Thank you very much for the wonderful answers. Pervect, it was great to read your explanations. Well, tiny tim, can I conclude, that in a curved spacetime, light follows the geodesic. For us it 'appears to bend'. Right?

Also, taking the classical concept of a field affecting the photos, gravitational fields, never bends or draw photons inward. Right?

15. Feb 13, 2014

### A.T.

No. Read what DaleSpam wrote:

However, this classical prediction for "light particles" is only half of what is actually observed. The other half is due to the spatial-distortion, which is only present in General Relativity. So the observational test of Newtonian "light particles" vs. General Relativity is the amount of light bending, not it's existence.

16. Feb 13, 2014

### tiny-tim

hi shounakbhatta!
right!

the geodesics 'appear' to bend, in the sense that geodesics that are initially parallel will get closer, then get further again

but they aren't actually bent, any more than lines of longitude on the earth are bent!
i think this is a semantic issue

you can separate the field equations into two parts, which happen to have equal effects: a gravitational part and a curvature part …

on that view, there's a gravitational force on the photon, and it has an effect additional to that of curvature​

but if you regard gravity as not being a force, but as part of the general structure of space-time, then of course the question is meaningless (ie, no gravitational field anyway): everything is governed by curvature

17. Feb 13, 2014

### Staff: Mentor

What are you describing here?

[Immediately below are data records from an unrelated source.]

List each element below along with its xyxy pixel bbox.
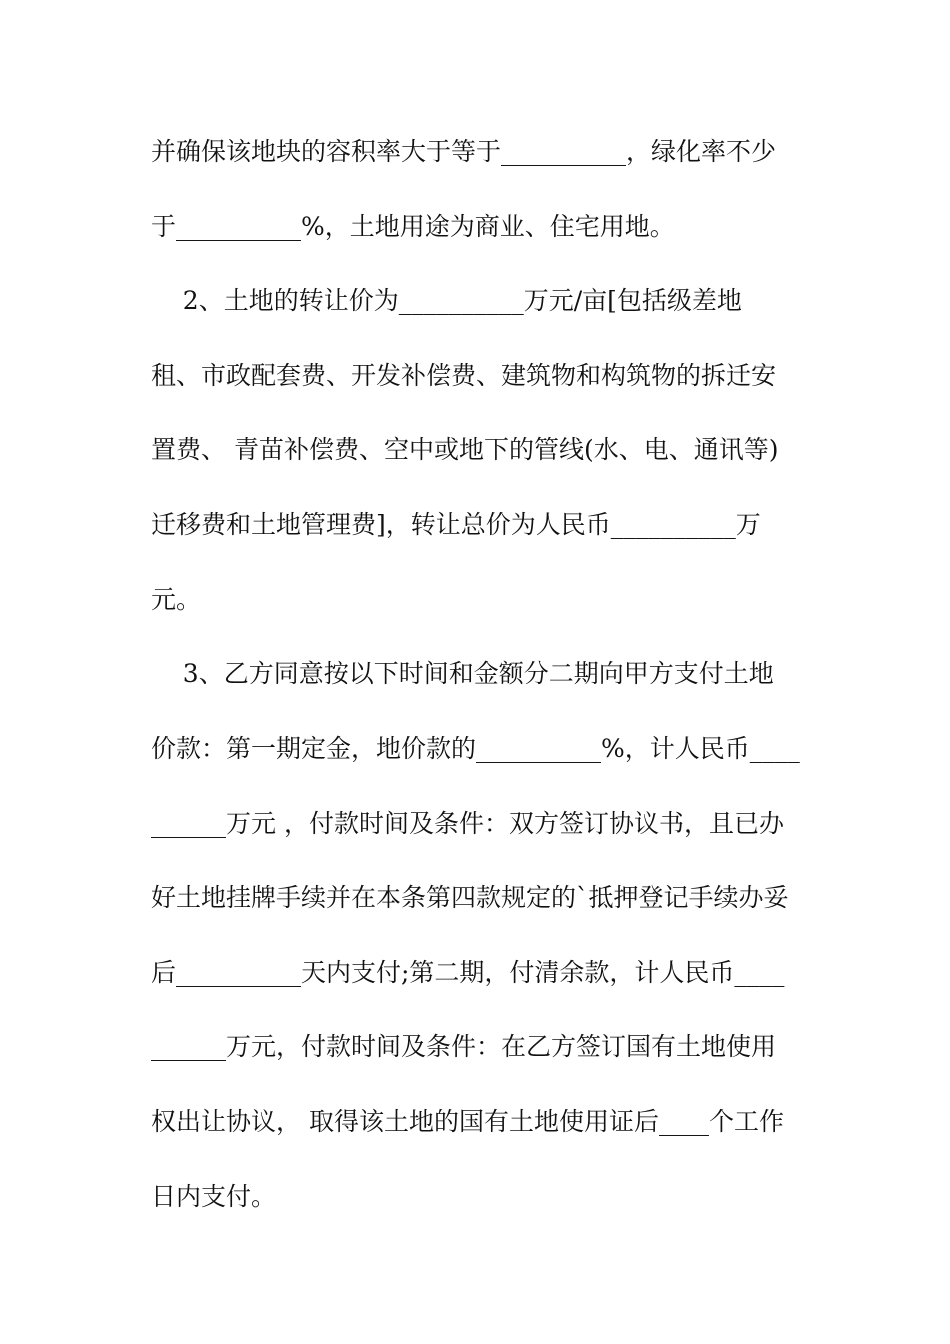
clause-2-line-2: 租、市政配套费、开发补偿费、建筑物和构筑物的拆迁安 [151,361,777,390]
clause-2-line-4: 迁移费和土地管理费]，转让总价为人民币__________万 [151,510,761,539]
clause-3-line-5: 后__________天内支付;第二期，付清余款，计人民币____ [151,958,785,987]
clause-3-line-6: ______万元，付款时间及条件：在乙方签订国有土地使用 [151,1032,777,1061]
clause-3-line-4: 好土地挂牌手续并在本条第四款规定的`抵押登记手续办妥 [151,883,789,912]
clause-2-line-1: 2、土地的转让价为__________万元/亩[包括级差地 [151,286,742,315]
paragraph-line-2: 于__________%，土地用途为商业、住宅用地。 [151,212,675,241]
clause-3-line-1: 3、乙方同意按以下时间和金额分二期向甲方支付土地 [151,659,774,688]
paragraph-line-1: 并确保该地块的容积率大于等于__________，绿化率不少 [151,137,777,166]
clause-3-line-2: 价款：第一期定金，地价款的__________%，计人民币____ [151,734,800,763]
clause-2-line-5: 元。 [151,585,202,614]
clause-3-line-8: 日内支付。 [151,1182,277,1211]
clause-3-line-7: 权出让协议， 取得该土地的国有土地使用证后____个工作 [151,1107,784,1136]
clause-2-line-3: 置费、 青苗补偿费、空中或地下的管线(水、电、通讯等) [151,435,779,464]
clause-3-line-3: ______万元 ，付款时间及条件：双方签订协议书，且已办 [151,809,784,838]
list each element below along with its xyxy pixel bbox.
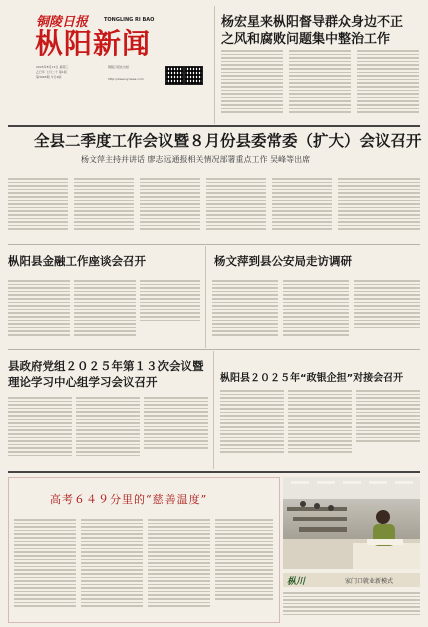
- police-body-col-1: [212, 278, 278, 344]
- finance-headline: 枞阳县金融工作座谈会召开: [8, 254, 146, 268]
- feature-body-col-3: [148, 517, 210, 617]
- lead-headline-line-1: 杨宏星来枞阳督导群众身边不正: [221, 15, 404, 30]
- police-headline: 杨文萍到县公安局走访调研: [214, 254, 352, 268]
- issue-date: 2025年8月13日 星期三: [36, 65, 69, 69]
- column-body: [283, 590, 420, 620]
- finance-body-col-1: [8, 278, 70, 344]
- main-body-col-5: [272, 176, 332, 238]
- lead-headline-line-2: 之风和腐败问题集中整治工作: [221, 32, 391, 47]
- sponsor: 铜陵日报社出版: [108, 65, 130, 69]
- party-group-body-col-3: [144, 395, 208, 465]
- feature-body-col-4: [215, 517, 273, 617]
- rule: [8, 244, 420, 245]
- rule: [8, 349, 420, 350]
- loan-headline: 枞阳县２０２５年“政银企担”对接会召开: [220, 373, 404, 384]
- masthead-title: 枞阳新闻: [35, 27, 152, 60]
- loan-body-col-2: [288, 388, 352, 465]
- lead-body-col-3: [357, 48, 419, 120]
- party-group-headline-line-1: 县政府党组２０２５年第１３次会议暨: [8, 359, 204, 373]
- rule: [8, 471, 420, 473]
- main-body-col-3: [140, 176, 200, 238]
- main-headline: 全县二季度工作会议暨８月份县委常委（扩大）会议召开: [34, 132, 422, 150]
- feature-headline: 高考６４９分里的“慈善温度”: [50, 493, 208, 506]
- main-body-col-6: [338, 176, 420, 238]
- factory-photo-image: [283, 477, 420, 569]
- feature-body-col-2: [81, 517, 143, 617]
- column-title: 家门口就业新模式: [345, 578, 394, 585]
- feature-body-col-1: [14, 517, 76, 617]
- main-body-col-4: [206, 176, 266, 238]
- finance-body-col-3: [140, 278, 200, 344]
- police-body-col-2: [283, 278, 349, 344]
- issue-lunar: 乙巳年 七月二十 第1版: [36, 70, 67, 74]
- issue-number: 第3965期 今日4版: [36, 75, 62, 79]
- party-group-body-col-1: [8, 395, 72, 465]
- main-body-col-2: [74, 176, 134, 238]
- masthead-pinyin: TONGLING RI BAO: [104, 17, 155, 23]
- lead-body-col-1: [221, 48, 283, 120]
- factory-photo: [283, 477, 420, 569]
- lead-body-col-2: [289, 48, 351, 120]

Are you talking about separating the Christoffel symbols into two groups somehow or are you talking about something else?

18. Feb 13, 2014

### tiny-tim

i was thinking about the way the general relativity equations can be regarded as a correction to the special relativity equations (which give only half the correct result, as i believe einstein originally obtained before GR) …

perhaps i'm misremembering my history of physics, but i thought there was a pre-GR way of applying SR to curved space-time: if so, you could say that that is the curvature contribution, and the GR "correction" is the gravitational contribution

19. Feb 13, 2014

### Staff: Mentor

Hmm, OK, I am not familiar with that approach, but then I never spent much effort investigating historical models.

20. Feb 13, 2014

### Staff: Mentor

I haven't seen anything like this in what I've read of pre-GR work in relativity (not that I have read everything there is to read by any means). Also, trying to apply SR to curved spacetime seems inconsistent to me, because curved spacetime breaks a basic assumption underlying SR, the assumption that free-falling observers who start out at rest relative to each other will stay at rest relative to each other.